健康な唾液量とは?唾液量を増やすための対策
1日の唾液量はどのくらい出るのか知っていますか?答えは1L~1.5Lです。そんな出ているの!?と思う人もいるでしょう。唾液は身体に大きな役割を果たしていて、生きていくのに必要不可欠です。
でも、実際に唾液の分泌量を図るにはどうしたらいいのか、そして唾液を増やすには何をしたらいいのかについてスマイルコンセプトと一緒に考えていきましょう。
唾液の適正量と検査方法
唾液は健康な人であれば、1日あたり1L~1.5L分泌されています。そういわれると、自分はどのくらいなのか気になりませんか?実際に自分がどのくらい唾液を出すことができるのかは、歯科医院で検査することができます。主に唾液の検査方法は2種類あります。

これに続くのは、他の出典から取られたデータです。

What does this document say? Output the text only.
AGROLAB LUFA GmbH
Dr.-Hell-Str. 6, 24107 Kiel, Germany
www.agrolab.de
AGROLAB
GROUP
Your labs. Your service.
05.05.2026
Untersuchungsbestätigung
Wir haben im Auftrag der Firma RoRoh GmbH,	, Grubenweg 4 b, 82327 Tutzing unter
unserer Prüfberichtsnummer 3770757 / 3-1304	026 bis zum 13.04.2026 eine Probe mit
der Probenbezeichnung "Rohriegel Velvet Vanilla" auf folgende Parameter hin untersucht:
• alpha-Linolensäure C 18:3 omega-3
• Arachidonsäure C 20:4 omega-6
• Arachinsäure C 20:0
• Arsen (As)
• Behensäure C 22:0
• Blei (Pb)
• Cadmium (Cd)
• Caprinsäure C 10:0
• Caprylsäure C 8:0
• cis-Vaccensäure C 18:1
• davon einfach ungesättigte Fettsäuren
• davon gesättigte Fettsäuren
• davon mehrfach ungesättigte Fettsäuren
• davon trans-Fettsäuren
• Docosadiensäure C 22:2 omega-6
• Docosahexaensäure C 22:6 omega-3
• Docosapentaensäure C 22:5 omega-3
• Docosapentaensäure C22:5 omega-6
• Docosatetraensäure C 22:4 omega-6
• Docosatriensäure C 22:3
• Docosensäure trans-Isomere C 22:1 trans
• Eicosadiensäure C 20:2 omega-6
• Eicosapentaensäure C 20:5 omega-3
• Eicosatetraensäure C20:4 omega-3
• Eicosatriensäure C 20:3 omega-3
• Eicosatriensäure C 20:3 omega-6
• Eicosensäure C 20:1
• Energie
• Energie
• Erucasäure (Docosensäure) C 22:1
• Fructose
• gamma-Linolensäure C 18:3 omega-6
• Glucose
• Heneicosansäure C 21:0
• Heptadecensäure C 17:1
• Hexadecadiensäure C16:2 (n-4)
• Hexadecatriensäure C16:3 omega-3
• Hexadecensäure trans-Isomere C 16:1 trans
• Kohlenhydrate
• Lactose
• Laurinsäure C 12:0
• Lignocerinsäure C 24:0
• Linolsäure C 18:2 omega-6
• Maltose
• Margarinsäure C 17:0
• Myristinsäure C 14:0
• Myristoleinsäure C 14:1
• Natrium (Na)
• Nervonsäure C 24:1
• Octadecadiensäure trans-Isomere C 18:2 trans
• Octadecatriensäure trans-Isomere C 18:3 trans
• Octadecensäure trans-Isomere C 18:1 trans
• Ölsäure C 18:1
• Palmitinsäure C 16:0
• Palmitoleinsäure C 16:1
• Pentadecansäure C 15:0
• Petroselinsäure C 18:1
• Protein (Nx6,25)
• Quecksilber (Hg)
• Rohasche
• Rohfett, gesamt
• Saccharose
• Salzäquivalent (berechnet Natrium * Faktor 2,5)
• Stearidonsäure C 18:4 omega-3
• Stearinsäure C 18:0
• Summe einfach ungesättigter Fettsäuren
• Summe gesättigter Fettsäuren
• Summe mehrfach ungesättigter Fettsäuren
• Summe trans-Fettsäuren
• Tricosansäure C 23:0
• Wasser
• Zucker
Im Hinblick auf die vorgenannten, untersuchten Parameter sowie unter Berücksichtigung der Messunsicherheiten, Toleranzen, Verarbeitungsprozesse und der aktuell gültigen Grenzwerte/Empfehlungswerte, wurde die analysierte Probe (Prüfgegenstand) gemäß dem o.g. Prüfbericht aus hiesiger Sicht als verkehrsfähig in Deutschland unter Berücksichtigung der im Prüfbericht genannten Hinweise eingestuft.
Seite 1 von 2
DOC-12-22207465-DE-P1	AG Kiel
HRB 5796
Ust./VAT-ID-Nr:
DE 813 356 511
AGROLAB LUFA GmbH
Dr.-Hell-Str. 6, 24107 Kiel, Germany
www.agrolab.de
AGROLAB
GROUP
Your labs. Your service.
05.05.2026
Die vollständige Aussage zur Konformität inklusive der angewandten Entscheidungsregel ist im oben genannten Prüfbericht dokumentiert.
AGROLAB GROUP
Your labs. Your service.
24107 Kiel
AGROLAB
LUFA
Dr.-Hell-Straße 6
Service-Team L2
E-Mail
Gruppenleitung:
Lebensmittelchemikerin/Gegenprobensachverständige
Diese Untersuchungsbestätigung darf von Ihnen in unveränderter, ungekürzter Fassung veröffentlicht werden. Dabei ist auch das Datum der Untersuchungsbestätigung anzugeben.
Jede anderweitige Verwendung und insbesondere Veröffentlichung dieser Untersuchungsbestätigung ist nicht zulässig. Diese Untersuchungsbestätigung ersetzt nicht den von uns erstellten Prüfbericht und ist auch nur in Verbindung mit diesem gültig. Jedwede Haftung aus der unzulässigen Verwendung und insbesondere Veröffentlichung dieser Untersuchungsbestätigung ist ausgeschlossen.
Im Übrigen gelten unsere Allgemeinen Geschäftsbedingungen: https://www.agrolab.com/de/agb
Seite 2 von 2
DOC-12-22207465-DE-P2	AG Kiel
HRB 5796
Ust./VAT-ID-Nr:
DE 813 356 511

一つ目は、ガムテストです。ガムテストは10分間無味無臭のガムを噛んでもらい試験を行います。咀嚼によって唾液の分泌は促進されるので分泌された唾液を紙コップに集めます。正常では10分間に10mlの唾液が出てくることでそれ以下の分泌量だと低下していると言えます。もう一つは、サクソンテストです。サクソンテストは乾燥したガーゼを咀嚼して集めた唾液の量を測定する方法です。ガムテストに比べて短時間で済みます。しかし、これらの試験は唾液の分泌量の検査であって唾液の分泌機能を検査する方法ではありません。
唾液の分泌機能を検査する方法は、唾液腺進地グラフィーという検査方法があります。放射性物質を体内へ入れるため、妊婦さんや授乳中の人には使用できない検査方法です。放射性物質は唾液腺へ集められ、それを排出する過程を観察します。また、唾液腺に対して造影検査をすることでも検査することができます。
唾液の主な働き
唾液は虫歯の原因となる食べかすやプラークを排除する働きがあります。また、歯が初期の虫歯で溶け始めているのを再石灰化させ、溶けるのを止める働きがあります。これは唾液に含まれるカルシウムイオンによるもので、歯の表面の成分であるヒドロキシアパタイトにくっつくことで歯を再び健康に戻します。さらに、虫歯菌や歯周病菌に対して抗菌作用があるペルオキシターゼやリゾチームといった酵素も唾液の中には含まれています。唾液の中には消化酵素が含まれていて、胃酸で消化される食べ物を消化する助けをしてくれます。唾液の働きによって消化が促進されるだけでなく、嚥下をしやすくもなります。
唾液が減ることがある
唾液の分泌量が減ってしまうことがあります。女性に多いですがシェーグレン症候群という病気があります。シェーグレン症候群は中年の女性に多く発症し、涙腺を始め唾液腺の分泌物量を低下させます。自己免疫疾患として有名で唾液腺が破壊されて唾液の分泌が減少します。唾液が減ることで味覚障害や口内炎、食べ物が飲み込みにくくなる、などが症状としてでてきます。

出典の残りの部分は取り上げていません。